La identificación de las partes, la duración, la renta, la fianza y la distribución de los gastos son algunos de los puntos esenciales. Recurrir a un servicio profesional de redacción de contratos de alquiler permite adaptar el documento a la situación concreta y comprobar que sus cláusulas respetan la normativa vigente.
Identificación, duración y condiciones del alquiler
El contrato debe incluir los datos completos del propietario y del inquilino, así como la dirección y descripción de la vivienda alquilada. También conviene indicar si se incluyen muebles, electrodomésticos, plaza de garaje o trastero, incorporando un inventario cuando sea necesario. La duración acordada, la fecha de inicio y las condiciones de prórroga o desistimiento deben quedar claramente definidas. En los alquileres de vivienda habitual, determinados plazos y prórrogas están regulados legalmente, por lo que una cláusula contraria a los derechos reconocidos al arrendatario podría no resultar válida.

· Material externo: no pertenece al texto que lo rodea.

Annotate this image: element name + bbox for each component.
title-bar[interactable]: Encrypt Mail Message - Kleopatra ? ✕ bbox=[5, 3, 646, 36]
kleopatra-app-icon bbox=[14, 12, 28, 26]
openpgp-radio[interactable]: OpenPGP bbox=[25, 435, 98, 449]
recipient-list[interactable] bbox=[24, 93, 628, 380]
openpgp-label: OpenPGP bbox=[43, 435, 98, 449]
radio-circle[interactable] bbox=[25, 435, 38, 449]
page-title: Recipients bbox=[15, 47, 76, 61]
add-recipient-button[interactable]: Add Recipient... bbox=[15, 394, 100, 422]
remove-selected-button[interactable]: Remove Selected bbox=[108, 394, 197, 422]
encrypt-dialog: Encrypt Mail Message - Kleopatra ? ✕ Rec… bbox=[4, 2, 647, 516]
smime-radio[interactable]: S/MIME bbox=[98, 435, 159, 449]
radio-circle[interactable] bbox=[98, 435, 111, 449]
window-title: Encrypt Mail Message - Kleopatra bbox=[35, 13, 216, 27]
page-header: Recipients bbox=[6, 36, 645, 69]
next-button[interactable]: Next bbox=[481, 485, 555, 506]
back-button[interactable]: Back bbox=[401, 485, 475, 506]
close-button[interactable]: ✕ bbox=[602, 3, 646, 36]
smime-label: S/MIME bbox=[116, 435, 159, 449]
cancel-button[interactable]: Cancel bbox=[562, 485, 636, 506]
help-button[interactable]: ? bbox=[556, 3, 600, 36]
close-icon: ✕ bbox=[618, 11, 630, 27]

Renta, actualización, fianza y otros gastos
El documento debe especificar el importe de la renta, la forma de pago, el número de cuenta y el plazo mensual para abonarla. También debe indicar si la renta podrá actualizarse, qué sistema se aplicará y en qué momento se realizará la revisión. En los contratos de vivienda es obligatorio exigir una fianza equivalente a una mensualidad, sin perjuicio de otras garantías adicionales que puedan pactarse dentro de los límites legales. Además, es recomendable aclarar quién asumirá los suministros, los gastos de comunidad, los impuestos y cualquier otro coste relacionado con el inmueble.
Reparaciones, prohibiciones y finalización del contrato
Otra cláusula importante es la relativa a la conservación de la vivienda. El contrato debe diferenciar entre las reparaciones necesarias para mantenerla habitable y los pequeños arreglos derivados del uso ordinario. También puede regular cuestiones como la tenencia de mascotas, el subarriendo, la realización de obras o el uso profesional del inmueble. Por último, conviene recoger las causas de resolución, el procedimiento para comunicar la finalización y las condiciones de entrega de las llaves. Cuanto más precisas sean estas condiciones, menor será el riesgo de interpretaciones diferentes cuando termine el alquiler.